A minute later, Ping’s back with Jackson, laptop in tow, sitting down next to me.

“Shit!” Jackson beams, looking at Jimmy. “What happened to him?”

“Poor personal hygiene,” I warn, but it goes right over his head.

“Jimmy!” Ping says, taking the gun from me and pointing at his head. “Want to tell me where Dewali is now?”

Jimmy is squealing incoherently. Despite liking girls too, I think Ping has very little understanding of the average male. She sighs, turns to the Ewok.

“I need you to get the data off this phone,” she says, and hands him the cracked phone. “I doubt it’s encrypted, so it shouldn’t be hard.”

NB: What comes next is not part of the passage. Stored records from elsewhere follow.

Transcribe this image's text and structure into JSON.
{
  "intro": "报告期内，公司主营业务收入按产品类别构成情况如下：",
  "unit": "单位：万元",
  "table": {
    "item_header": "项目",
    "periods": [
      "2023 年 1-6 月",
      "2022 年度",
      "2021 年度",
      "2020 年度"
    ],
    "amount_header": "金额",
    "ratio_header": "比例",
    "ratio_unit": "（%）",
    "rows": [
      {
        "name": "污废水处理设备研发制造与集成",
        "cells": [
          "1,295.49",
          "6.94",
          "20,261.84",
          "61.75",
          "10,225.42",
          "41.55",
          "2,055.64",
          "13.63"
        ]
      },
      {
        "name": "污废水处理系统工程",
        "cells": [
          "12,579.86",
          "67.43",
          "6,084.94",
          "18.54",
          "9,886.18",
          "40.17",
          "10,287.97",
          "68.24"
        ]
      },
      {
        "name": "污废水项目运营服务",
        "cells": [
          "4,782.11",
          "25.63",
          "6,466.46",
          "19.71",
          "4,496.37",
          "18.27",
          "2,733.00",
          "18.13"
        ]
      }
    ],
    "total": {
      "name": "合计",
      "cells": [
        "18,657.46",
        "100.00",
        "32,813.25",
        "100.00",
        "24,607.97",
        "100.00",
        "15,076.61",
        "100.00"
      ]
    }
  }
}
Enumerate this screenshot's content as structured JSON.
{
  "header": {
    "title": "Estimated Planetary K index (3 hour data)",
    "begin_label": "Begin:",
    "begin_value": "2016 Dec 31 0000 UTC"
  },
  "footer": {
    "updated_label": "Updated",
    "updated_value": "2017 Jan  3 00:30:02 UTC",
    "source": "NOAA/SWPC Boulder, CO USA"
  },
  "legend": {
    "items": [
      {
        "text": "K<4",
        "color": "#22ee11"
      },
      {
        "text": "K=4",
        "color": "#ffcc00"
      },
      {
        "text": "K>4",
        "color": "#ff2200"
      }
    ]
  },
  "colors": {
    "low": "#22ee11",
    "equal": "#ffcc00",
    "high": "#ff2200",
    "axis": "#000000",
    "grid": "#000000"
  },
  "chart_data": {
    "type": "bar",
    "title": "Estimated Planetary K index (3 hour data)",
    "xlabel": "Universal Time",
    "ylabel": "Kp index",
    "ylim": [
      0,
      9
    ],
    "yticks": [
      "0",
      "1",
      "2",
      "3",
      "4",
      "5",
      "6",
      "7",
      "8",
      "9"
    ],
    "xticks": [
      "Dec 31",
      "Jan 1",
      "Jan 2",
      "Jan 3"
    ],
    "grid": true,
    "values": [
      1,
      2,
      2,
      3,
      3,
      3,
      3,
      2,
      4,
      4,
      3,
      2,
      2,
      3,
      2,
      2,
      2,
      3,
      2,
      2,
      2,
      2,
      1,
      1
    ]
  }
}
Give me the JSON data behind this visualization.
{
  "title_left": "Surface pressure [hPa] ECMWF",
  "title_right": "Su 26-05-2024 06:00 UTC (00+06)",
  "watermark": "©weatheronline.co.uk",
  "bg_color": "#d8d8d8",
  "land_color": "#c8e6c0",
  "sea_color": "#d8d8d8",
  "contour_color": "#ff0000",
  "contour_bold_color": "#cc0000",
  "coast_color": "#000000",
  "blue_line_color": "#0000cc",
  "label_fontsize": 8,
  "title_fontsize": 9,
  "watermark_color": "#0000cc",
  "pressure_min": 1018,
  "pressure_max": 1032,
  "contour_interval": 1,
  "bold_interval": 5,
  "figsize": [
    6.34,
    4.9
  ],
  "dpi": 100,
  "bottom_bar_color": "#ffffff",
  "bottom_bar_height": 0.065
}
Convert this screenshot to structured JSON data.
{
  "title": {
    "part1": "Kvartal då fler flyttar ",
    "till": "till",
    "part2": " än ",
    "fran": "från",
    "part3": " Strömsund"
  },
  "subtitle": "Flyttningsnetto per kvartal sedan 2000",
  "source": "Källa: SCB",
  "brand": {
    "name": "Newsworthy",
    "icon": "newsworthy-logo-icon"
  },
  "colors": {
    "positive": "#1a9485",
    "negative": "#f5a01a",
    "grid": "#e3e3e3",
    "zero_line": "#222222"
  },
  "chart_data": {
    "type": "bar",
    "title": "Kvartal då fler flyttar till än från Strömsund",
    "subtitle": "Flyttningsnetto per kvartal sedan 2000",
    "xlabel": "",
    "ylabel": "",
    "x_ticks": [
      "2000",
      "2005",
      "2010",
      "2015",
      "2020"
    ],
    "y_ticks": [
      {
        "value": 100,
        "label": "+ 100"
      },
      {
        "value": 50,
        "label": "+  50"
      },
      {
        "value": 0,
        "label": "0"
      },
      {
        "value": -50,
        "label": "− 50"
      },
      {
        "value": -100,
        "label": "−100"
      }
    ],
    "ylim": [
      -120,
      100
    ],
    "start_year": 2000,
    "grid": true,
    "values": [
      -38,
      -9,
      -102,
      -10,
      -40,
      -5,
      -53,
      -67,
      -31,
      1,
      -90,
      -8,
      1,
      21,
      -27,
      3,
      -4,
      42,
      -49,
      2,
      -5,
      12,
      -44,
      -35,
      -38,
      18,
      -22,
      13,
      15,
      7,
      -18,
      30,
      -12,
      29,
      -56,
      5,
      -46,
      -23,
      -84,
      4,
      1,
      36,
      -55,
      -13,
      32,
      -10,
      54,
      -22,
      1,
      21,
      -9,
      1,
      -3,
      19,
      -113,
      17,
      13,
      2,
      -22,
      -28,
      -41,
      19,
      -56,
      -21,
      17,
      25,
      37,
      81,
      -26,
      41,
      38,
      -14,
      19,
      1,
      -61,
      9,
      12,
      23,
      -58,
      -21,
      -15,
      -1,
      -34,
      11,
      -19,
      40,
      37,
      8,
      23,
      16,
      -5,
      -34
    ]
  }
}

“You got it,” he says, pulling a few cords out of his bag. “What happened to it?”

“Epic stupidity.”

“Cool,” says Jackson, as if it explains everything. “Give me fifteen.”

“But first…” interrupts Ping, “I need you to find Antoinette Dewali for us. Can you do that?”

“Can monkeys fly?” he says with a grin.

“No. No they can’t.”

“I mean in movies.”

“Just shut up and do it.”

“Right,” he nods, finishes typing, and raises his hand like he’s in class and Ping is the substitute teacher from Hell. “Done!”

“Already?” Ping asks.

“500 Westchester Avenue. And look at the satellite view.… she’s got a swimming pool in the shape of a dick. How messed up is that?”

“That’s a dog bone, you moron.”

“Is it?” Jackson says with a wry smile.

“Ping’s a lebsian,” I explain. “So she’s not familiar with such things.”

“Ah,” nods Jackson, and subtly shifts closer to Ping.

Ten minutes later, we pull up at the gate to Mrs Dewali’s mansion. This is the Oak Ridge neighbourhood, where the servants take their own private jets to the corner store. The last time I was here, I was helping a client evade more taxes than the GDP of Australia. I wonder how prison’s treating him…

“Yes?” asks a suave butler from a video screen by the gate. He looks like a wax replica of a real butler, right down to the lack of facial movement as he speaks.

“Hello,” says Ping. “I’m here to see Mrs Dewali please.”

The butler doesn’t react.

“On what business?” he asks.

“It’s about Mr Gafoday,” she replies.

There’s a long pause where everyone makes like the butler.

“And you are…?” he asks.

“Jei Chow,” Ping says. “An associate of Mr Gafoday’s.”

Another pause. Even Jimmy has gone quiet. He probably doesn’t want to give a bad first impression in this part of town.

The gates open before us, and we drive down a long, winding driveway, around the pool shaped like a dick, and pull up in front of the mansion. Shopping malls aren’t this big. It’s so huge you’d expect there to be at least four Starbucks on the ground floor alone.

The front doors open and a rather large woman strides out, her two poofy dogs trailing on diamond-studded leashes. She comes to a rest at the top of the front steps, smiles at us, and waves.

And then fifty-five heavily armoured SWAT-looking guys surround us, machine guns at the ready.

“The nerve of that man,” tuts Dewali. “I’ve been playing so nicely, and now this?”

She looks to the closest SWAT guy, nods.

“Please try to keep blood off the gravel, Maurice. It’s always so hard to clean completely.”

“Yes, ma’am,” nods Maurice, and all the guns get ready to fire.